Styperson (or Ryle's) Wharf was situated on the offside of the Macclesfield Canal immediately before Ryle's Bridge. This wharf was used for the despatch of stone and coal gained locally, especially stone from the nearby Styperson Quarries. These quarries were particularly noted for the quality flagstone they produced.
Styperson Wharf & Quarries
Grid Ref: SJ 931 801
Tithe Map: c.1850, Ref: EDT 3/2
Parish: Prestbury - Township: Adlington
Courtesy: Cheshire Archives & Local Studies
Also known as Adlington Quarries and Mines, Styperson, coal mining began in the area from about the middle of the 18th century. When the Macclesfield Canal opened in 1831 it enabled both stone and coal to be transported more easily.

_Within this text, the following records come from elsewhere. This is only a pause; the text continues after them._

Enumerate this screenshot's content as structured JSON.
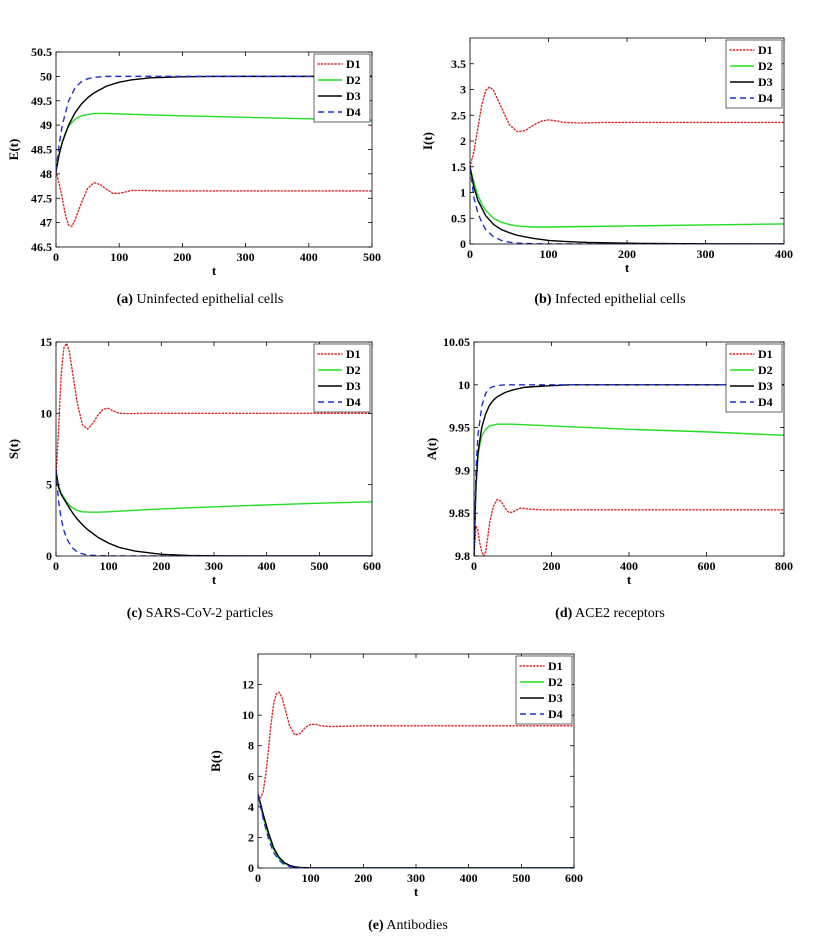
{
  "figure": {
    "captions": [
      {
        "letter": "(a)",
        "text": "Uninfected epithelial cells"
      },
      {
        "letter": "(b)",
        "text": "Infected epithelial cells"
      },
      {
        "letter": "(c)",
        "text": "SARS-CoV-2 particles"
      },
      {
        "letter": "(d)",
        "text": "ACE2 receptors"
      },
      {
        "letter": "(e)",
        "text": "Antibodies"
      }
    ]
  },
  "legend_styles": {
    "D1": {
      "color": "#e02020",
      "dash": "dotted"
    },
    "D2": {
      "color": "#22dd22",
      "dash": "solid"
    },
    "D3": {
      "color": "#000000",
      "dash": "solid"
    },
    "D4": {
      "color": "#1f2fd0",
      "dash": "dashed"
    }
  },
  "chart_data": [
    {
      "type": "line",
      "panel": "a",
      "xlabel": "t",
      "ylabel": "E(t)",
      "xlim": [
        0,
        500
      ],
      "ylim": [
        46.5,
        50.5
      ],
      "xticks": [
        0,
        100,
        200,
        300,
        400,
        500
      ],
      "yticks": [
        46.5,
        47,
        47.5,
        48,
        48.5,
        49,
        49.5,
        50,
        50.5
      ],
      "legend": [
        "D1",
        "D2",
        "D3",
        "D4"
      ],
      "series": [
        {
          "name": "D1",
          "x": [
            0,
            5,
            10,
            15,
            20,
            25,
            30,
            40,
            50,
            60,
            70,
            80,
            90,
            100,
            110,
            120,
            140,
            170,
            200,
            300,
            400,
            500
          ],
          "y": [
            48.05,
            47.8,
            47.5,
            47.15,
            46.95,
            46.92,
            47.05,
            47.4,
            47.7,
            47.82,
            47.78,
            47.68,
            47.6,
            47.6,
            47.63,
            47.66,
            47.66,
            47.65,
            47.65,
            47.65,
            47.65,
            47.65
          ]
        },
        {
          "name": "D2",
          "x": [
            0,
            5,
            10,
            15,
            20,
            30,
            40,
            50,
            60,
            70,
            80,
            100,
            150,
            200,
            300,
            400,
            500
          ],
          "y": [
            48.05,
            48.4,
            48.65,
            48.85,
            48.98,
            49.12,
            49.19,
            49.22,
            49.24,
            49.24,
            49.24,
            49.23,
            49.21,
            49.19,
            49.16,
            49.13,
            49.1
          ]
        },
        {
          "name": "D3",
          "x": [
            0,
            5,
            10,
            20,
            30,
            40,
            50,
            60,
            80,
            100,
            120,
            150,
            200,
            250,
            300,
            400,
            500
          ],
          "y": [
            48.05,
            48.4,
            48.65,
            49.0,
            49.25,
            49.43,
            49.56,
            49.66,
            49.8,
            49.88,
            49.93,
            49.97,
            49.99,
            50.0,
            50.0,
            50.0,
            50.0
          ]
        },
        {
          "name": "D4",
          "x": [
            0,
            5,
            10,
            20,
            30,
            40,
            50,
            60,
            80,
            100,
            150,
            200,
            300,
            400,
            500
          ],
          "y": [
            48.05,
            48.6,
            49.0,
            49.5,
            49.76,
            49.89,
            49.95,
            49.98,
            50.0,
            50.0,
            50.0,
            50.0,
            50.0,
            50.0,
            50.0
          ]
        }
      ]
    },
    {
      "type": "line",
      "panel": "b",
      "xlabel": "t",
      "ylabel": "I(t)",
      "xlim": [
        0,
        400
      ],
      "ylim": [
        0,
        4
      ],
      "xticks": [
        0,
        100,
        200,
        300,
        400
      ],
      "yticks": [
        0,
        0.5,
        1,
        1.5,
        2,
        2.5,
        3,
        3.5
      ],
      "legend": [
        "D1",
        "D2",
        "D3",
        "D4"
      ],
      "series": [
        {
          "name": "D1",
          "x": [
            0,
            5,
            10,
            15,
            20,
            25,
            30,
            40,
            50,
            60,
            70,
            80,
            90,
            100,
            110,
            120,
            140,
            170,
            200,
            300,
            400
          ],
          "y": [
            1.5,
            1.8,
            2.25,
            2.7,
            2.98,
            3.05,
            2.98,
            2.65,
            2.32,
            2.18,
            2.2,
            2.3,
            2.38,
            2.41,
            2.39,
            2.36,
            2.35,
            2.36,
            2.36,
            2.36,
            2.36
          ]
        },
        {
          "name": "D2",
          "x": [
            0,
            5,
            10,
            15,
            20,
            30,
            40,
            50,
            60,
            80,
            100,
            150,
            200,
            300,
            400
          ],
          "y": [
            1.5,
            1.2,
            0.95,
            0.78,
            0.65,
            0.5,
            0.42,
            0.38,
            0.35,
            0.33,
            0.33,
            0.34,
            0.35,
            0.37,
            0.39
          ]
        },
        {
          "name": "D3",
          "x": [
            0,
            5,
            10,
            20,
            30,
            40,
            50,
            60,
            80,
            100,
            120,
            150,
            200,
            250,
            300,
            400
          ],
          "y": [
            1.5,
            1.1,
            0.85,
            0.55,
            0.38,
            0.28,
            0.22,
            0.17,
            0.11,
            0.07,
            0.05,
            0.03,
            0.015,
            0.008,
            0.004,
            0.001
          ]
        },
        {
          "name": "D4",
          "x": [
            0,
            5,
            10,
            15,
            20,
            30,
            40,
            50,
            60,
            80,
            100,
            150,
            200,
            400
          ],
          "y": [
            1.5,
            0.9,
            0.6,
            0.42,
            0.28,
            0.14,
            0.07,
            0.035,
            0.018,
            0.005,
            0.001,
            0.0,
            0.0,
            0.0
          ]
        }
      ]
    },
    {
      "type": "line",
      "panel": "c",
      "xlabel": "t",
      "ylabel": "S(t)",
      "xlim": [
        0,
        600
      ],
      "ylim": [
        0,
        15
      ],
      "xticks": [
        0,
        100,
        200,
        300,
        400,
        500,
        600
      ],
      "yticks": [
        0,
        5,
        10,
        15
      ],
      "legend": [
        "D1",
        "D2",
        "D3",
        "D4"
      ],
      "series": [
        {
          "name": "D1",
          "x": [
            0,
            5,
            10,
            15,
            20,
            25,
            30,
            40,
            50,
            60,
            70,
            80,
            90,
            100,
            110,
            120,
            140,
            170,
            200,
            300,
            400,
            500,
            600
          ],
          "y": [
            5.5,
            9.0,
            12.8,
            14.6,
            14.9,
            14.4,
            13.2,
            10.8,
            9.2,
            8.9,
            9.3,
            9.9,
            10.3,
            10.35,
            10.15,
            10.0,
            9.98,
            10.0,
            10.0,
            10.0,
            10.0,
            10.0,
            10.0
          ]
        },
        {
          "name": "D2",
          "x": [
            0,
            5,
            10,
            20,
            30,
            40,
            50,
            60,
            70,
            80,
            100,
            150,
            200,
            300,
            400,
            500,
            600
          ],
          "y": [
            5.5,
            4.9,
            4.4,
            3.8,
            3.4,
            3.2,
            3.1,
            3.08,
            3.07,
            3.07,
            3.1,
            3.2,
            3.3,
            3.45,
            3.58,
            3.7,
            3.8
          ]
        },
        {
          "name": "D3",
          "x": [
            0,
            5,
            10,
            20,
            30,
            40,
            50,
            60,
            80,
            100,
            120,
            150,
            200,
            250,
            300,
            400,
            600
          ],
          "y": [
            6.0,
            4.8,
            4.3,
            3.7,
            3.1,
            2.6,
            2.2,
            1.85,
            1.3,
            0.9,
            0.6,
            0.35,
            0.12,
            0.04,
            0.015,
            0.002,
            0.0
          ]
        },
        {
          "name": "D4",
          "x": [
            0,
            5,
            10,
            15,
            20,
            30,
            40,
            50,
            60,
            80,
            100,
            150,
            200,
            600
          ],
          "y": [
            6.0,
            3.8,
            2.6,
            1.8,
            1.25,
            0.6,
            0.3,
            0.15,
            0.07,
            0.02,
            0.005,
            0.0,
            0.0,
            0.0
          ]
        }
      ]
    },
    {
      "type": "line",
      "panel": "d",
      "xlabel": "t",
      "ylabel": "A(t)",
      "xlim": [
        0,
        800
      ],
      "ylim": [
        9.8,
        10.05
      ],
      "xticks": [
        0,
        200,
        400,
        600,
        800
      ],
      "yticks": [
        9.8,
        9.85,
        9.9,
        9.95,
        10,
        10.05
      ],
      "legend": [
        "D1",
        "D2",
        "D3",
        "D4"
      ],
      "series": [
        {
          "name": "D1",
          "x": [
            0,
            5,
            10,
            15,
            20,
            25,
            30,
            35,
            40,
            50,
            60,
            70,
            80,
            90,
            100,
            110,
            120,
            140,
            170,
            200,
            400,
            600,
            800
          ],
          "y": [
            9.8,
            9.835,
            9.83,
            9.815,
            9.805,
            9.8,
            9.805,
            9.82,
            9.838,
            9.858,
            9.866,
            9.864,
            9.856,
            9.851,
            9.851,
            9.854,
            9.856,
            9.855,
            9.854,
            9.854,
            9.854,
            9.854,
            9.854
          ]
        },
        {
          "name": "D2",
          "x": [
            0,
            5,
            10,
            15,
            20,
            30,
            40,
            60,
            80,
            100,
            150,
            200,
            400,
            600,
            800
          ],
          "y": [
            9.8,
            9.88,
            9.915,
            9.93,
            9.94,
            9.948,
            9.952,
            9.954,
            9.954,
            9.954,
            9.953,
            9.952,
            9.948,
            9.945,
            9.941
          ]
        },
        {
          "name": "D3",
          "x": [
            0,
            5,
            10,
            20,
            30,
            40,
            50,
            60,
            80,
            100,
            130,
            160,
            200,
            250,
            300,
            400,
            800
          ],
          "y": [
            9.8,
            9.88,
            9.92,
            9.95,
            9.966,
            9.976,
            9.982,
            9.986,
            9.991,
            9.994,
            9.997,
            9.998,
            9.999,
            10.0,
            10.0,
            10.0,
            10.0
          ]
        },
        {
          "name": "D4",
          "x": [
            0,
            5,
            10,
            20,
            30,
            40,
            50,
            60,
            80,
            100,
            150,
            200,
            800
          ],
          "y": [
            9.8,
            9.9,
            9.94,
            9.975,
            9.99,
            9.996,
            9.998,
            9.999,
            10.0,
            10.0,
            10.0,
            10.0,
            10.0
          ]
        }
      ]
    },
    {
      "type": "line",
      "panel": "e",
      "xlabel": "t",
      "ylabel": "B(t)",
      "xlim": [
        0,
        600
      ],
      "ylim": [
        0,
        14
      ],
      "xticks": [
        0,
        100,
        200,
        300,
        400,
        500,
        600
      ],
      "yticks": [
        0,
        2,
        4,
        6,
        8,
        10,
        12
      ],
      "legend": [
        "D1",
        "D2",
        "D3",
        "D4"
      ],
      "series": [
        {
          "name": "D1",
          "x": [
            0,
            5,
            10,
            15,
            20,
            25,
            30,
            35,
            40,
            45,
            50,
            60,
            70,
            80,
            90,
            100,
            110,
            120,
            140,
            170,
            200,
            300,
            400,
            500,
            600
          ],
          "y": [
            4.8,
            4.6,
            5.0,
            6.2,
            7.8,
            9.5,
            10.8,
            11.4,
            11.5,
            11.2,
            10.6,
            9.3,
            8.7,
            8.8,
            9.2,
            9.4,
            9.4,
            9.3,
            9.25,
            9.28,
            9.3,
            9.3,
            9.3,
            9.3,
            9.3
          ]
        },
        {
          "name": "D2",
          "x": [
            0,
            5,
            10,
            20,
            30,
            40,
            50,
            60,
            70,
            80,
            100,
            150,
            600
          ],
          "y": [
            4.8,
            4.0,
            3.3,
            2.1,
            1.2,
            0.6,
            0.3,
            0.14,
            0.06,
            0.03,
            0.01,
            0.0,
            0.0
          ]
        },
        {
          "name": "D3",
          "x": [
            0,
            5,
            10,
            20,
            30,
            40,
            50,
            60,
            70,
            80,
            100,
            150,
            600
          ],
          "y": [
            4.8,
            4.2,
            3.5,
            2.3,
            1.3,
            0.7,
            0.35,
            0.17,
            0.08,
            0.04,
            0.01,
            0.0,
            0.0
          ]
        },
        {
          "name": "D4",
          "x": [
            0,
            5,
            10,
            20,
            30,
            40,
            50,
            60,
            70,
            80,
            100,
            150,
            600
          ],
          "y": [
            4.8,
            4.0,
            3.2,
            1.9,
            1.0,
            0.5,
            0.22,
            0.1,
            0.04,
            0.02,
            0.005,
            0.0,
            0.0
          ]
        }
      ]
    }
  ]
}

By 1888, the Styperson Saw Mill had been opened on the offside of the canal just before Hibbert's Brow (or Corner) Bridge to enable stone from the quarries to be sawn to size and shape prior to despatch.
The Legh family of Adlington Hall owned much of the land in the vicinity and by the middle of the 19th century the quarries and mines were both owned and occupied by Charles Richard Banastre Legh. He was born at the hall on the 4 March 1821 and he died there on the 26 February 1888, aged 66 years. He was the son of Thomas Cross Legh and Louisa Newnham and he married Mary Jane Anabella Wright at St Peter's Church, Prestbury, in 1846.